My previous post, network analysis and spatial smoothing, I investigated how to use NetworkX functions in python for potential use in spatial smoothing. In this post I’ll actually go over an example of the code being used to smooth average house price data across London. The code for this investigation is here
The area being used in this example is a a 5km square of London centered on St Paul’s Cathedral and the polygon’s are the 2011 census LSOAs.
The Plan:
- Generate average price paid and number of sales in each LSOA
- For a given LSOA find its neighbours
- Aggregate the averages over the neighbourhood
- Repeat 2 & 3 for all LSOAs
Easy!
There are some pretty pictures at the bottom to visualise what is going on in this code.
Step 1 – Generate average price data for each LSOA
At the moment we only have price paid data as points in a geopandas dataframe (gdf) and the LSOA polygons. We need to combine these two to get the average price paid for houses in each pandas dataframe. The house price points are in the gdf LReg and the prices in the field “Details_Float”.
#Add Sales and Average Cost for each LSOA
#Sales
LSOA["LReg_Sales"] = [np.count_nonzero(LReg.loc[LReg.within(poly_geom),"Details_Float"].to_numpy()) for poly_geom in LSOA.geometry]
#Average Cost
LSOA["LReg_AvCost"] = [np.sum(LReg.loc[LReg.within(poly_geom),"Details_Float"].to_numpy()) for poly_geom in LSOA.geometry]/LSOA["LReg_Sales"]
With a bit of list comprehension we now have two columns in the LSOA gdf. One for the average price and another for number of sales, we’ll need both later on for aggregation. Note that where possible I’m using numpy arrays, this really helps speed up the calculations over large datasets.

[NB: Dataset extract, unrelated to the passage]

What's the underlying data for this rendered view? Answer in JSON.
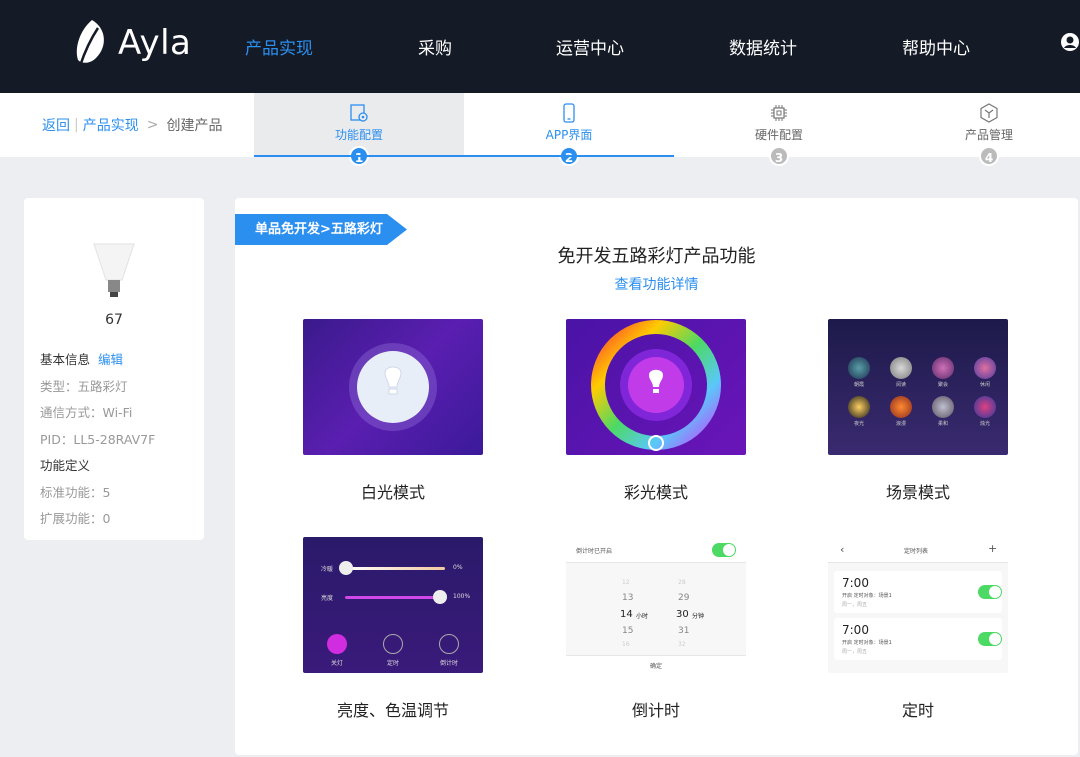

Step 2 – For a given LSOA find its neighbours
Use queen weights to make the network of neighbours. Then generate an ego graph for a given LSOA and output the nodes (LSOA names) in this network.
This is contained within 2 functions “create_network_from_shapes” and “witin_n_boundaries” the later being very simple
#Returns a sub network of the nodes within netowork_size edges of your stated node
def witin_n_boundaries(G, node_name, network_size):
G_n = nx.ego_graph(G, node_name, network_size)

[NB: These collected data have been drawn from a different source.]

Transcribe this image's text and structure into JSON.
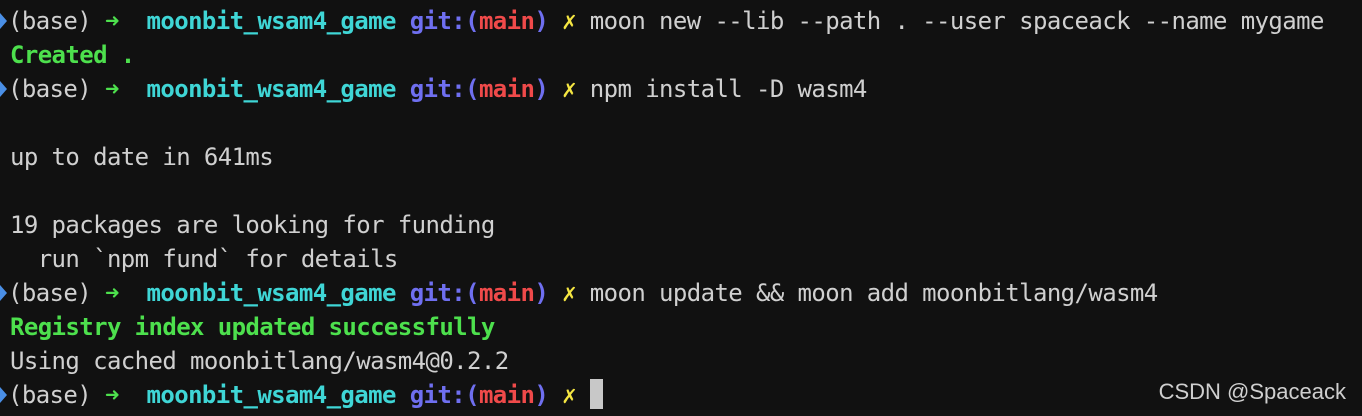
{
  "colors": {
    "background": "#111111",
    "default_text": "#d0d0d0",
    "prompt_marker": "#4a8fe6",
    "arrow": "#4de04d",
    "directory": "#3fd6d6",
    "git_label": "#6f6ff0",
    "branch": "#f04a4a",
    "dirty_mark": "#f5e642",
    "success_text": "#4de04d",
    "cursor": "#c8c8c8",
    "watermark": "#cfcfcf"
  },
  "icons": {
    "prompt_marker": "triangle-right-icon",
    "cursor": "block-cursor-icon"
  },
  "prompt": {
    "env": "(base)",
    "arrow": "➜",
    "directory": "moonbit_wsam4_game",
    "git_label": "git:",
    "branch_open": "(",
    "branch": "main",
    "branch_close": ")",
    "dirty_mark": "✗"
  },
  "lines": [
    {
      "kind": "prompt",
      "command": "moon new --lib --path . --user spaceack --name mygame"
    },
    {
      "kind": "success",
      "text": "Created ."
    },
    {
      "kind": "prompt",
      "command": "npm install -D wasm4"
    },
    {
      "kind": "blank",
      "text": ""
    },
    {
      "kind": "output",
      "text": "up to date in 641ms"
    },
    {
      "kind": "blank",
      "text": ""
    },
    {
      "kind": "output",
      "text": "19 packages are looking for funding"
    },
    {
      "kind": "output",
      "text": "  run `npm fund` for details"
    },
    {
      "kind": "prompt",
      "command": "moon update && moon add moonbitlang/wasm4"
    },
    {
      "kind": "success",
      "text": "Registry index updated successfully"
    },
    {
      "kind": "output",
      "text": "Using cached moonbitlang/wasm4@0.2.2"
    },
    {
      "kind": "prompt",
      "command": "",
      "cursor": true
    }
  ],
  "watermark": "CSDN @Spaceack"
}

in_network = list(dict(G_n.nodes()).keys())
return G_n, in_network
The final function doesn’t need the graph to be output, it only needs the in_network list of nodes. Outputting the graph makes this into a useful function by itself allowing me to make ego graphs quickly.

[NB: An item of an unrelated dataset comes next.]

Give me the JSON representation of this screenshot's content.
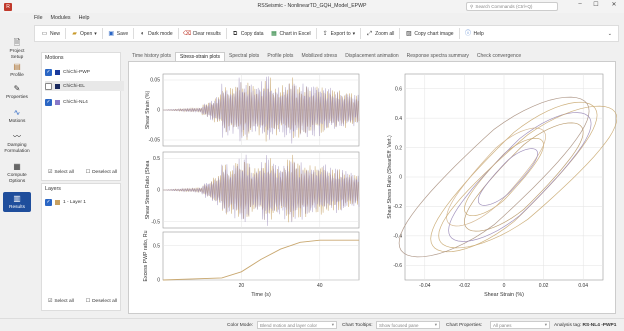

Step 3 – Aggregate the averages over the neighbourhood
We now have a list of polygon names, and a gdf of sales and average cost for each of these. It’s just a short set of functions to aggregate this up and then combine into a single function with step 2
#Given a list of polygons in a given gdf, what is the average value in these polygons
def Average_In_Neighbourhood(shape_gdf, shape_list, count, average):
new = shape_gdf[shape_gdf['Name'].isin(shape_list)].loc[:,[count, average]]
sales = np.sum(new[count])
Av_Cost = np.round(np.sum(new[count] * new[average])/ sales)
return [sales, Av_Cost]
#Combine the above two finctions into a single function we can use in a list comprehension in the next function
def average_within_n_boundaries_sub(shape_gdf, G, node_name, count, average, network_size):
G_n, in_network = witin_n_boundaries(G, node_name, network_size=network_size)
count_mean = Average_In_Neighbourhood(shape_gdf, in_network, count, average)
return count_mean
I was able to run a test at this point to see if the functions worked
Which it does
Step 4 – Repeat 2 & 3 for all LSOAs
Combine all of the above into a single function
#For a given set of boundary shapefiles with average and count variables contained within. Find the average value of within network_size boundaries of each polygon
def average_within_n_boundaries(shape_gdf, count, average, network_size):
G, pos = create_network_from_shapes(shape_gdf)
count_name = count + "_within_" + str(network_size) + "_boundaries"
average_name = average + "_within_" + str(network_size) + "_boundaries"
count_mean = pd.DataFrame([average_within_n_boundaries_sub(shape_gdf, G, x, count, average, network_size) for x in shape_gdf["Name"]], columns = [count_name, average_name])
return count_mean
Then use list comprehension to apply this to all LSOA in our GDF
pd.concat([LSOA, average_within_n_boundaries(LSOA, "LReg_Sales", "LReg_AvCost", 1)], axis=1)
And that’s spatial smoothing using network analysis.